As of Monday, he was still filling out his roster for Saturday’s show at Crossroads KC. His band will open the stage at 7 p.m. He had enlisted 13 musicians, but was still looking for a cellist and a keyboardist — players who can step in with minimal rehearsal.
“It’s always fun,” Searle said “We’ve got nothing but positive responses.”
That’s what Sundahl is expecting: positive responses from fans connecting with some of their favorite local bands and fans discovering bands, old and new, that they’ve not heard before.

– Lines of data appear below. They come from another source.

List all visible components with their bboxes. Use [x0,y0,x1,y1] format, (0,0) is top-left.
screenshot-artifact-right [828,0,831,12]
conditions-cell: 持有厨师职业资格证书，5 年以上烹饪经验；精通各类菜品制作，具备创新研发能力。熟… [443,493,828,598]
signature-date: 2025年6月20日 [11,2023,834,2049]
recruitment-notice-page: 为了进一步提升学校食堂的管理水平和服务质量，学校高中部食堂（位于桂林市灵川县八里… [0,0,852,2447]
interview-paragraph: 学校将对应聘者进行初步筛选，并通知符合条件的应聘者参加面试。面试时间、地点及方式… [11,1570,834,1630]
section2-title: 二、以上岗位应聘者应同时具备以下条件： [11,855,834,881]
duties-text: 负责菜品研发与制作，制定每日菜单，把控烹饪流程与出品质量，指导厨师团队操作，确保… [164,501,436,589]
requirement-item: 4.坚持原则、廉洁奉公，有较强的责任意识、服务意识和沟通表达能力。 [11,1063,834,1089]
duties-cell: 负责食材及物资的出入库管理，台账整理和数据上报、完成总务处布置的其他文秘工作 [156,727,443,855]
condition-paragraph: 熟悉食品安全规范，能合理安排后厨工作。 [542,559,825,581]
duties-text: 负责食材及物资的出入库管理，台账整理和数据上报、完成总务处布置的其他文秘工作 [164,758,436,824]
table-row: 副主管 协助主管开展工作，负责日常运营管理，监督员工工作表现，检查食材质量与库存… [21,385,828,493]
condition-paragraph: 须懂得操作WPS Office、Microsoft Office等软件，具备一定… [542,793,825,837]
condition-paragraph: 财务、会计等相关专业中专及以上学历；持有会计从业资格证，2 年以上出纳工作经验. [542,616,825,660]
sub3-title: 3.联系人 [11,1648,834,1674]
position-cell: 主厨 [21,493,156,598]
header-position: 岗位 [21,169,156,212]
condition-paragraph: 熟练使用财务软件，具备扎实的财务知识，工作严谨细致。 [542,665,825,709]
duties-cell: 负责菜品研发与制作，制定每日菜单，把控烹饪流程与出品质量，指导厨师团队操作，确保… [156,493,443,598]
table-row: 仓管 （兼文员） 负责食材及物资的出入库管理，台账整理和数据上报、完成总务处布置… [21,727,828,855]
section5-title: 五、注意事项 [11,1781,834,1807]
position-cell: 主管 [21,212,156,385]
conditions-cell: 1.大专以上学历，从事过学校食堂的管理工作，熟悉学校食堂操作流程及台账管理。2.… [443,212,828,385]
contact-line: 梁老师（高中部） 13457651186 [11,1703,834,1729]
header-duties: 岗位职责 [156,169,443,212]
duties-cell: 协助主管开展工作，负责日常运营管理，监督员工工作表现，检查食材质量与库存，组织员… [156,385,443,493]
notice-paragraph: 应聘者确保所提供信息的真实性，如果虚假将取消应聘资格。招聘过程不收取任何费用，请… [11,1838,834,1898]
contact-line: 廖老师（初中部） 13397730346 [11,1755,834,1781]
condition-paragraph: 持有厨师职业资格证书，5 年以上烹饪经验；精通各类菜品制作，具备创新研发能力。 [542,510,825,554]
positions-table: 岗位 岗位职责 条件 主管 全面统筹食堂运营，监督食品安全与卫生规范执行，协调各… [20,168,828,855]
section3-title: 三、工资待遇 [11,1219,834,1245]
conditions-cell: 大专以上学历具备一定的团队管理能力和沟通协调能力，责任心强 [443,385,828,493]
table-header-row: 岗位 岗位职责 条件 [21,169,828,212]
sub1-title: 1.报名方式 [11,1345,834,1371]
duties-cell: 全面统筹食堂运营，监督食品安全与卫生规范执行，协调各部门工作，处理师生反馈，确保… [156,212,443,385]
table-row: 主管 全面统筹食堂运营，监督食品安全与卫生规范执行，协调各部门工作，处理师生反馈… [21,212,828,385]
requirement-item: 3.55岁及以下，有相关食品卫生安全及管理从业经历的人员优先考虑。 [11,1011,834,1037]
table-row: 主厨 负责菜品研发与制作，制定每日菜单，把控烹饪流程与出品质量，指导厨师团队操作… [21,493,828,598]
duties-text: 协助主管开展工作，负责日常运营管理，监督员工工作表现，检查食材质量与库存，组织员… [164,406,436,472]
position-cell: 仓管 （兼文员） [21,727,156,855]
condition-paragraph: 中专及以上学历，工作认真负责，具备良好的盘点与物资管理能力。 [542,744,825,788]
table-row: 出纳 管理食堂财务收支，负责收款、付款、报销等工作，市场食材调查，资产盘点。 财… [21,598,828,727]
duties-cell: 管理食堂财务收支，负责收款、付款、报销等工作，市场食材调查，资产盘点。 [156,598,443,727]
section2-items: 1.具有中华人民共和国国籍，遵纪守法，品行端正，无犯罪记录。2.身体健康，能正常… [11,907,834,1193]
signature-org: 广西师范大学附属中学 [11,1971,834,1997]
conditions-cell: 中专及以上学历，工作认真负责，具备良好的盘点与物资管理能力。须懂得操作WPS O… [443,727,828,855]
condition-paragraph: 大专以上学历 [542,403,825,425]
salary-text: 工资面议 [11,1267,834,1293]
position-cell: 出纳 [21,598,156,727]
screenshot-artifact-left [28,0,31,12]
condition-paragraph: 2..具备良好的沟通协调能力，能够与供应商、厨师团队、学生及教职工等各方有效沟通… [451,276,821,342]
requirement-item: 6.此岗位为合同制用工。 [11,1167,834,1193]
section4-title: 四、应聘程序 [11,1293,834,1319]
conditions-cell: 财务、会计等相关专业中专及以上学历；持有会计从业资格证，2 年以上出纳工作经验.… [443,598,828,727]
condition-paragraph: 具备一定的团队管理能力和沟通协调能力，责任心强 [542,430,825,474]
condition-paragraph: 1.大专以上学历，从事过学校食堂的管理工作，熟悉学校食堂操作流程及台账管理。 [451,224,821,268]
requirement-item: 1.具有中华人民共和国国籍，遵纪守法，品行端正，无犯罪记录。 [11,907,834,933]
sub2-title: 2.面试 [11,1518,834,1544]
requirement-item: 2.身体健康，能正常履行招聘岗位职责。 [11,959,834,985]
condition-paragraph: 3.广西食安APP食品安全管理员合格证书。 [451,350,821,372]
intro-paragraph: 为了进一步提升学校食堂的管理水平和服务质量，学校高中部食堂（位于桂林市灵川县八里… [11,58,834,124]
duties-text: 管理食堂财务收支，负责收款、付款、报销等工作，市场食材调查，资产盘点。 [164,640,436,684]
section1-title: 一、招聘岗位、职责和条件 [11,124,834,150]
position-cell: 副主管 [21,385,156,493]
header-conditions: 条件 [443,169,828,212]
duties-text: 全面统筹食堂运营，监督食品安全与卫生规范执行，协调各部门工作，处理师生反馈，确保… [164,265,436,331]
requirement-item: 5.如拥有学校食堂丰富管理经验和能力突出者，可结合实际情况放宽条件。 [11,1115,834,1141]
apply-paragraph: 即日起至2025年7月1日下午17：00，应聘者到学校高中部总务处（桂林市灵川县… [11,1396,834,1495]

He doesn’t expect the move to a much larger venue to affect the vibe.
“We’ve booked bands that draw a crowd and can fill that stage,” he said. “To play on that stage, you really have to bring it.”
There’s also a circle-of-life element to the festival’s move back to the area behind Grinders: the festival was launched in that space, when it was not much more than an empty lot.
“It’s where the festival was born,” said new dad Sundahl. “So it’s a homecoming and the venue is a far cry better now than it was back then.”
Fifteen bands will perform Saturday at four Crossroads Music Festival venues, all within walking distance of one another: Crossroads KC, 417 E. 18th St.; Midwestern Musical Co., 1830 Locust St.; the Brick, 1727 McGee St.; and Czar Bar, 1531 Grand Blvd. A preparty/show is at 8:30 p.m. Friday at Crossroads KC. That lineup features the Good Foot, the Grisly Hand and a reunion show by the Supernauts. Tickets are $10 in advance, $13 at the gate.
A ticket to all four venues for Saturday’s festival is $15 in advance, $18 at the gate. A two-day pass to Friday and Saturday events is $20. Advance tickets are available at CMFKC.com.
The Saturday schedules, in reverse order of appearance (starting times are 7 p.m.):
- Crossroads KC: Hearts of Darkness, Makuza and My Brothers and Sisters
- The Brick: Starhaven Rounders, Dead Voices, Victor & Penny and the Rural Grit All-Stars
- Czar Bar: Cherokee Rock Rifle, the Atlantic, John Velghe and the Prodigal Sons, and Mikal Shapiro, Kasey Rauch and Shane Ogren
- Midwestern Musical Co.: Appropriate Grammar, Dim Peppers, the Hillary Watts Riot and Thom Haskins.